Am Ende werden es zwar nur 13,7 km bleiben, aber die halbe Strecke fühlt sich schon mal nach wenigstens 10 km an. Und wie gesagt, es ist Samstag und zu dem Plage des Salines führt eine Straße. Die Autos stehen so dicht, wie sich im Schatten der Palmen die Picknick- und Grillplätze drängen. Dazwischen haben sich einige offizielle und wenigstens doppelt so viele improvisierte Bars und Restaurationen gedrängt. Hier und da werden schon spontane Discos aufgebaut, um die Saturday-Night gebührend zu feiern. Das alles mutet wie einer dieser wenigen wirklich heißen Strandtage an der Ostsee an, wenn halb Norddeutschland irgendwie versucht, ans Wasser zu kommen.
Und so eine Wanderung macht durstig. Also setzen wir uns in eine der semi-offiziellen Bars und bestellen zwei Bier. Das Bier ist eiskalt und zwischen den Mangroven brummt ein Generator für die Tiefkühltruhe. Und wir sitzen im Schatten und das Bier soll laut einem Schild nur 2 € kosten. Was ein echtes Schnäppchen für Martinique ist. Am Ende werden es 3 Bier und als wir zahlen wollen, werden wir nach hinten, also hinter den ausrangierten Container gebeten, um bei Mama zu bezahlen. Und Mama sitzt im Schatten vor einer üppigen Mahlzeit und zwei Kassen. Aber Mama ist so dick, dass sie eben dort nur sitzen kann und ihr Enkel all das machen muss, was im weiteren Sinne mit Bewegung zu tun hat. Table deux, trois bière. Sie zeigt mir den Zettel und ich nicke. Dann beginnt Mama zu rechnen. Ein leichtes Schütteln geht durch ihren riesigen Körper. Erst wandern ihrer Augen etwas hin und her, dann fällt ihr Blick auf ihre Finger und sie beginnt zu zählen. Nachdem das Ergebnis feststeht, fliegt die Zahl »sept« unüberhörbar zu ihrer Tochter, die gerade draußen bedient, und kurz darauf schallt ein »Oui!« ebenso unüberhörbar zurück. Mit einem erleichterten Lächeln haucht mir Mama eine internationale »Seven« entgegen. Ich lächele zurück und gebe wirklich gerne einen Euro Trinkgeld.
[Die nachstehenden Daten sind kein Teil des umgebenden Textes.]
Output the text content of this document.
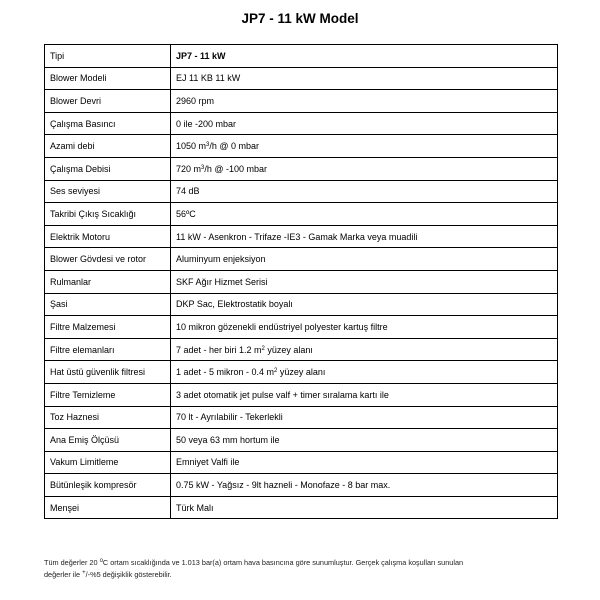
JP7 - 11 kW Model
Tipi	JP7 - 11 kW
Blower Modeli	EJ 11 KB 11 kW
Blower Devri	2960 rpm
Çalışma Basıncı	0 ile -200 mbar
Azami debi	1050 $m^3/h$ @ 0 mbar
Çalışma Debisi	720 $m^3/h$ @ -100 mbar
Ses seviyesi	74 dB
Takribi Çıkış Sıcaklığı	56ºC
Elektrik Motoru	11 kW - Asenkron - Trifaze -IE3 - Gamak Marka veya muadili
Blower Gövdesi ve rotor	Aluminyum enjeksiyon
Rulmanlar	SKF Ağır Hizmet Serisi
Şasi	DKP Sac, Elektrostatik boyalı
Filtre Malzemesi	10 mikron gözenekli endüstriyel polyester kartuş filtre
Filtre elemanları	7 adet - her biri 1.2 $m^2$ yüzey alanı
Hat üstü güvenlik filtresi	1 adet - 5 mikron - 0.4 $m^2$ yüzey alanı
Filtre Temizleme	3 adet otomatik jet pulse valf + timer sıralama kartı ile
Toz Haznesi	70 lt - Ayrılabilir - Tekerlekli
Ana Emiş Ölçüsü	50 veya 63 mm hortum ile
Vakum Limitleme	Emniyet Valfi ile
Bütünleşik kompresör	0.75 kW - Yağsız - 9lt hazneli - Monofaze - 8 bar max.
Menşei	Türk Malı
Tüm değerler 20 $^o$C ortam sıcaklığında ve 1.013 bar(a) ortam hava basıncına göre sunumluştur. Gerçek çalışma koşulları sunulan
değerler ile +/-%5 değişiklik gösterebilir.
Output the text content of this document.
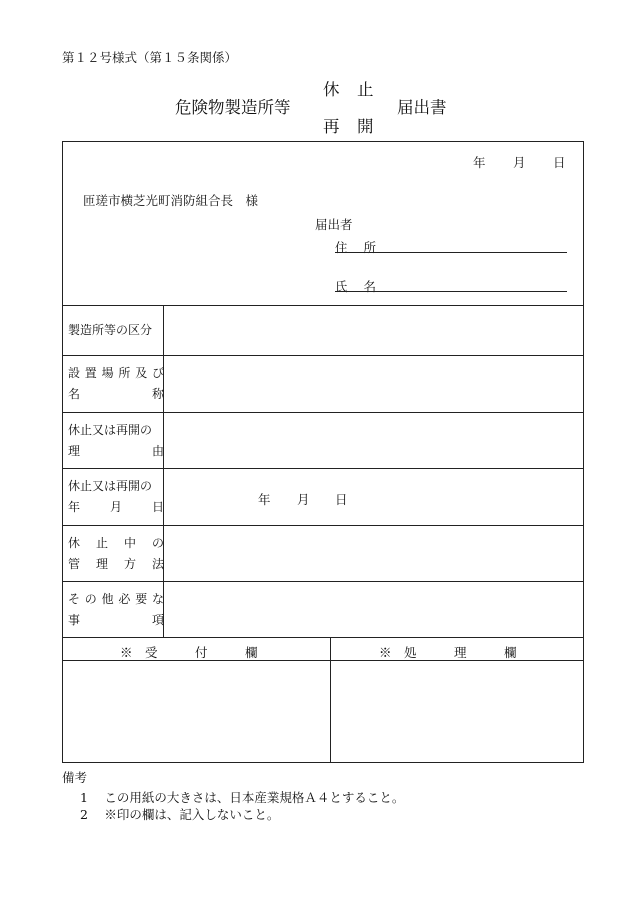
第１２号様式（第１５条関係）
危険物製造所等
休　止
再　開
届出書
年 月 日
匝瑳市横芝光町消防組合長　様
届出者
住 所
氏 名
製造所等の区分
設 置 場 所 及 び
名	称
休止又は再開の
理	由
休止又は再開の
年 月 日	年 月 日
休 止 中 の
管 理 方 法
そ の 他 必 要 な
事	項
※　受　　　付　　　欄	※　処　　　理　　　欄
備考
1　 この用紙の大きさは、日本産業規格Ａ４とすること。
2　 ※印の欄は、記入しないこと。
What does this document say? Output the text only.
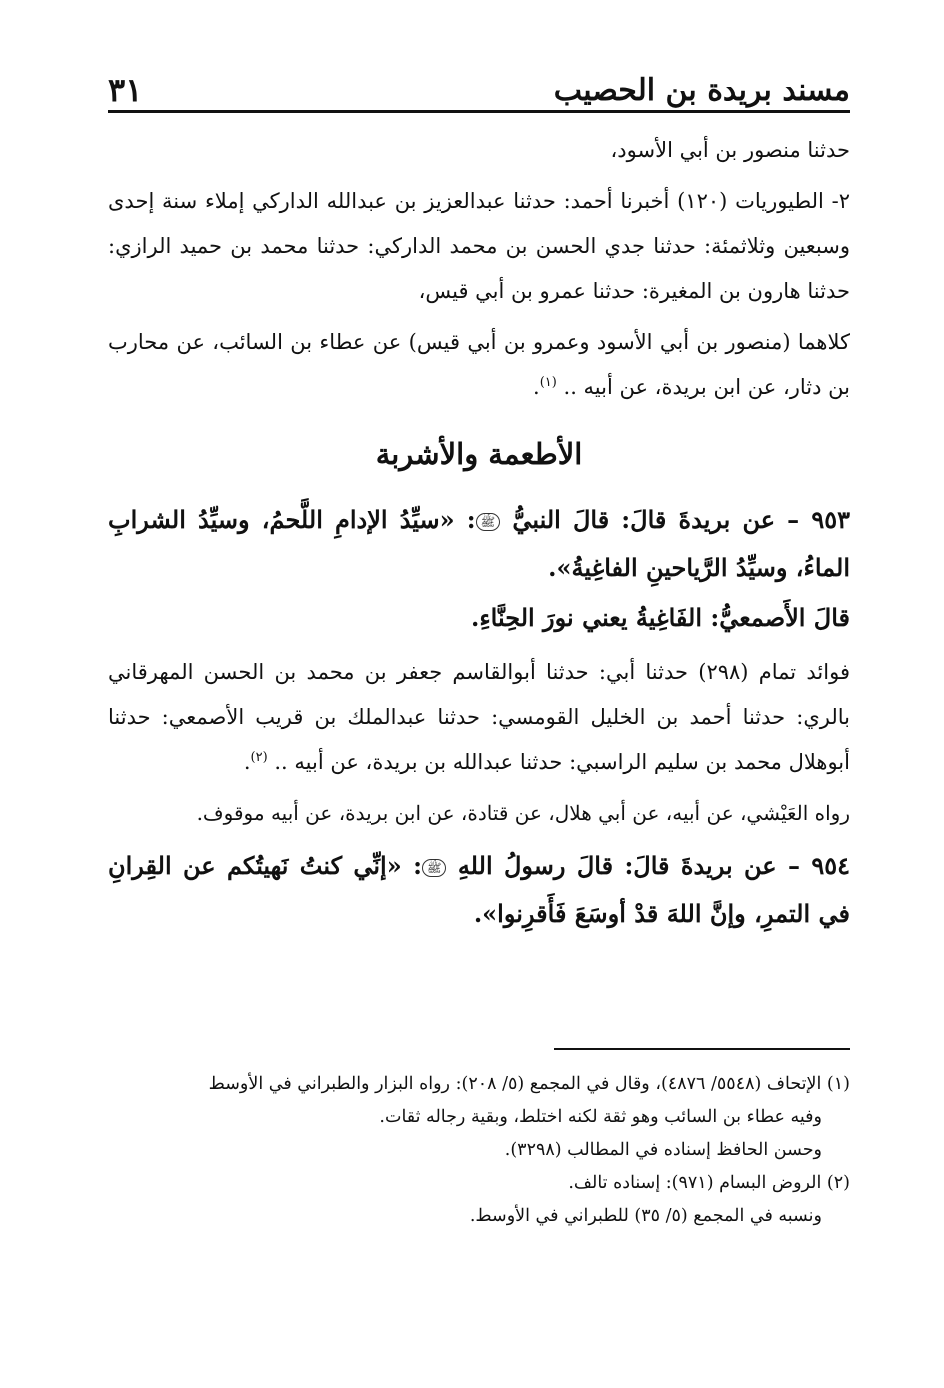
مسند بريدة بن الحصيب
٣١

حدثنا منصور بن أبي الأسود،

٢- الطيوريات (١٢٠) أخبرنا أحمد: حدثنا عبدالعزيز بن عبدالله الداركي إملاء سنة إحدى وسبعين وثلاثمئة: حدثنا جدي الحسن بن محمد الداركي: حدثنا محمد بن حميد الرازي: حدثنا هارون بن المغيرة: حدثنا عمرو بن أبي قيس،

كلاهما (منصور بن أبي الأسود وعمرو بن أبي قيس) عن عطاء بن السائب، عن محارب بن دثار، عن ابن بريدة، عن أبيه .. $^{(١)}$.

الأطعمة والأشربة

٩٥٣ – عن بريدةَ قالَ: قالَ النبيُّ ﷺ: «سيِّدُ الإدامِ اللَّحمُ، وسيِّدُ الشرابِ الماءُ، وسيِّدُ الرَّياحينِ الفاغِيةُ».

قالَ الأَصمعيُّ: الفَاغِيةُ يعني نورَ الحِنَّاءِ.

فوائد تمام (٢٩٨) حدثنا أبي: حدثنا أبوالقاسم جعفر بن محمد بن الحسن المهرقاني بالري: حدثنا أحمد بن الخليل القومسي: حدثنا عبدالملك بن قريب الأصمعي: حدثنا أبوهلال محمد بن سليم الراسبي: حدثنا عبدالله بن بريدة، عن أبيه .. $^{(٢)}$.

رواه العَيْشي، عن أبيه، عن أبي هلال، عن قتادة، عن ابن بريدة، عن أبيه موقوف.

٩٥٤ – عن بريدةَ قالَ: قالَ رسولُ اللهِ ﷺ: «إنِّي كنتُ نَهيتُكم عن القِرانِ في التمرِ، وإنَّ اللهَ قدْ أوسَعَ فَأَقرِنوا».

(١) الإتحاف (٥٥٤٨/ ٤٨٧٦)، وقال في المجمع (٥/ ٢٠٨): رواه البزار والطبراني في الأوسط

وفيه عطاء بن السائب وهو ثقة لكنه اختلط، وبقية رجاله ثقات.

وحسن الحافظ إسناده في المطالب (٣٢٩٨).

(٢) الروض البسام (٩٧١): إسناده تالف.

ونسبه في المجمع (٥/ ٣٥) للطبراني في الأوسط.
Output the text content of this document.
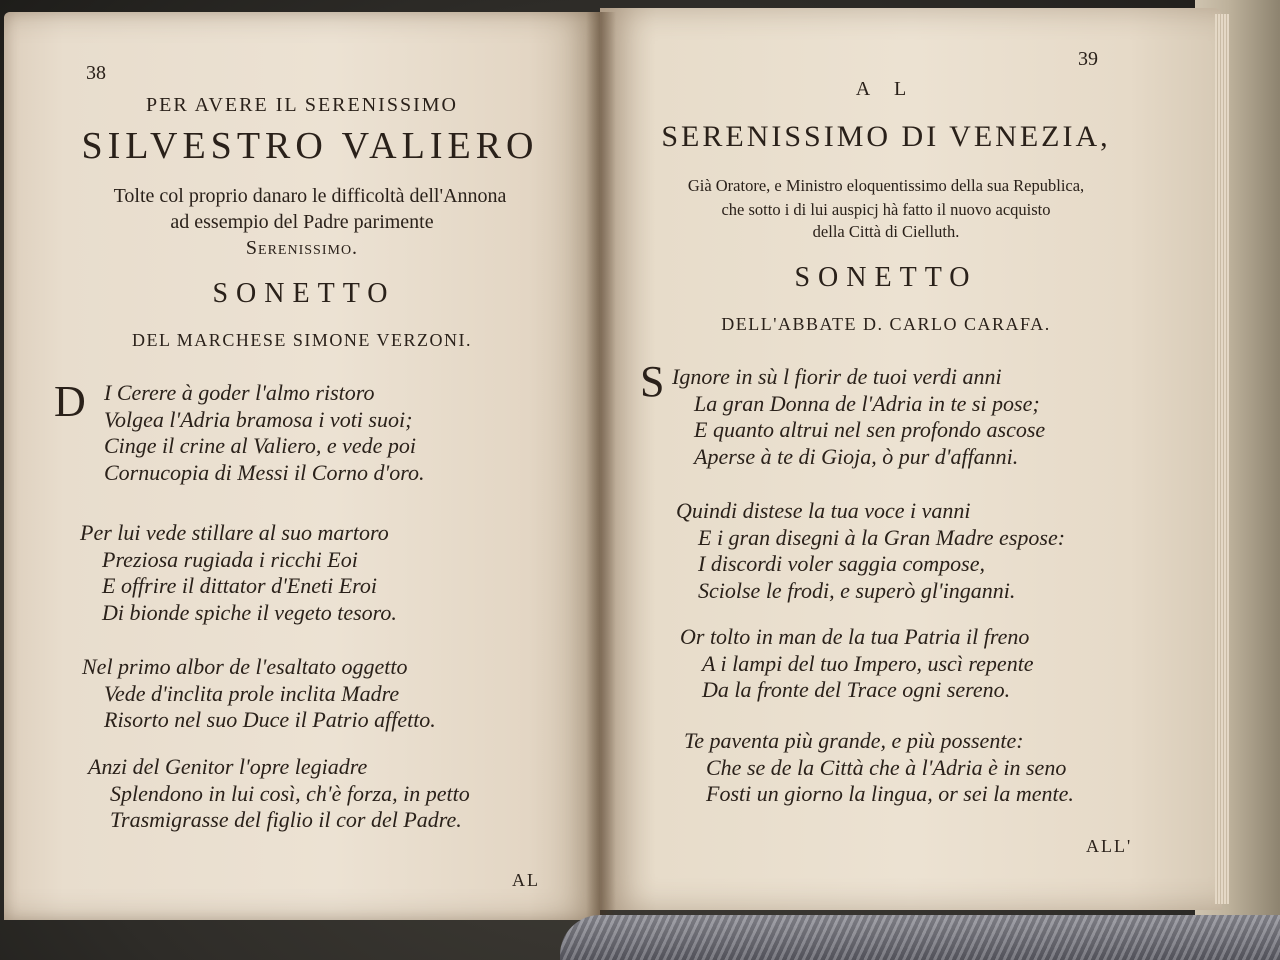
38
PER AVERE IL SERENISSIMO
SILVESTRO VALIERO
Tolte col proprio danaro le difficoltà dell'Annona
ad essempio del Padre parimente
Serenissimo.
SONETTO
DEL MARCHESE SIMONE VERZONI.
D I Cerere à goder l'almo ristoro
Volgea l'Adria bramosa i voti suoi;
Cinge il crine al Valiero, e vede poi
Cornucopia di Messi il Corno d'oro.
Per lui vede stillare al suo martoro
Preziosa rugiada i ricchi Eoi
E offrire il dittator d'Eneti Eroi
Di bionde spiche il vegeto tesoro.
Nel primo albor de l'esaltato oggetto
Vede d'inclita prole inclita Madre
Risorto nel suo Duce il Patrio affetto.
Anzi del Genitor l'opre legiadre
Splendono in lui così, ch'è forza, in petto
Trasmigrasse del figlio il cor del Padre.
AL
39
A L
SERENISSIMO DI VENEZIA,
Già Oratore, e Ministro eloquentissimo della sua Republica,
che sotto i di lui auspicj hà fatto il nuovo acquisto
della Città di Cielluth.
SONETTO
DELL'ABBATE D. CARLO CARAFA.
S Ignore in sù l fiorir de tuoi verdi anni
La gran Donna de l'Adria in te si pose;
E quanto altrui nel sen profondo ascose
Aperse à te di Gioja, ò pur d'affanni.
Quindi distese la tua voce i vanni
E i gran disegni à la Gran Madre espose:
I discordi voler saggia compose,
Sciolse le frodi, e superò gl'inganni.
Or tolto in man de la tua Patria il freno
A i lampi del tuo Impero, uscì repente
Da la fronte del Trace ogni sereno.
Te paventa più grande, e più possente:
Che se de la Città che à l'Adria è in seno
Fosti un giorno la lingua, or sei la mente.
ALL'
Als wir zurückkommen, sehen wir unser Gummiboot erst gar nicht. Dann kommt die Erkenntnis langsam hoch, dass das schlappe Ding, dass sich dort wachsweich den Wellen hingibt, wohl unser Dinghy sein muss. Am Dinghy-Dock von Saint Anne geht es zu wie beim Sommerschlussverkauf bei Woolworth. Wie an einem Grabbeltisch mit besonders guten und auch raren Schnäppchen regiert die Ellenbogengesellschaft. Von allen Seiten kommen immer wieder neue Dinghys angeschossen, von denen sich nicht wenige auf die Rammbocktechnik spezialisiert haben. Neulinge erkennt man sofort an ihrer zögerlichen Art. Nun ist das Dinghy-Dock von Saint Anne aber auch wirklich etwas problematisch. Es ist ein alter fester Betonsteg, der eben nicht schwimmt und so je nach Wasserstand auch genügend Platz bietet, dass die Dinghies darunter rutschen können. Die Anhänger der Rammbocktechnik nehmen das gerne in Kauf, denn das lässt ihre Gegner bei Niedrigwasser schon mal gleich verschwinden. Erschwerend kommt hinzu, dass es nur wenige Leitern gibt, die es einem erlauben, auf den Steg zu kommen. Auch das könnte ein kleineres Problem sein, wenn es Möglichkeiten gäbe, die Dinghies auch woanders, als an den Leitern selbst anzuschließen. Also ballt sich alles an den leeseitigen Leitern, denn die Luvseite fällt schon mal vollkommen aus, weil es eben die Luvseite ist und die Dinghies schon allein vom Wind unter den Steg geblasen werden. Richtig Schlaue haben einen Heckanker, aber für so viel Insiderwissen, müssten wir wohl noch etwas länger durch die Karibik cruisen.
Nun dachten wir bis zu den Kapverden und Martinique, dass wir ein altes, vollkommen schrabbeliges Dinghy haben, aber in einem Beauty-Contest würden wir tatsächlich noch einen guten mittleren Platz belegen. Mit den Schönheitsköniginnen, den Ribs mit den 20 PS Außenbordern, die fast ausnahmslos täglich versuchen, ihre Rammbocktechnik zu perfektionieren, können wir natürlich nicht mithalten. Aber unser Dinghy, für das wir uns seit den Kapverden gar nicht mehr schämen, schließen auch wir lieber mal an.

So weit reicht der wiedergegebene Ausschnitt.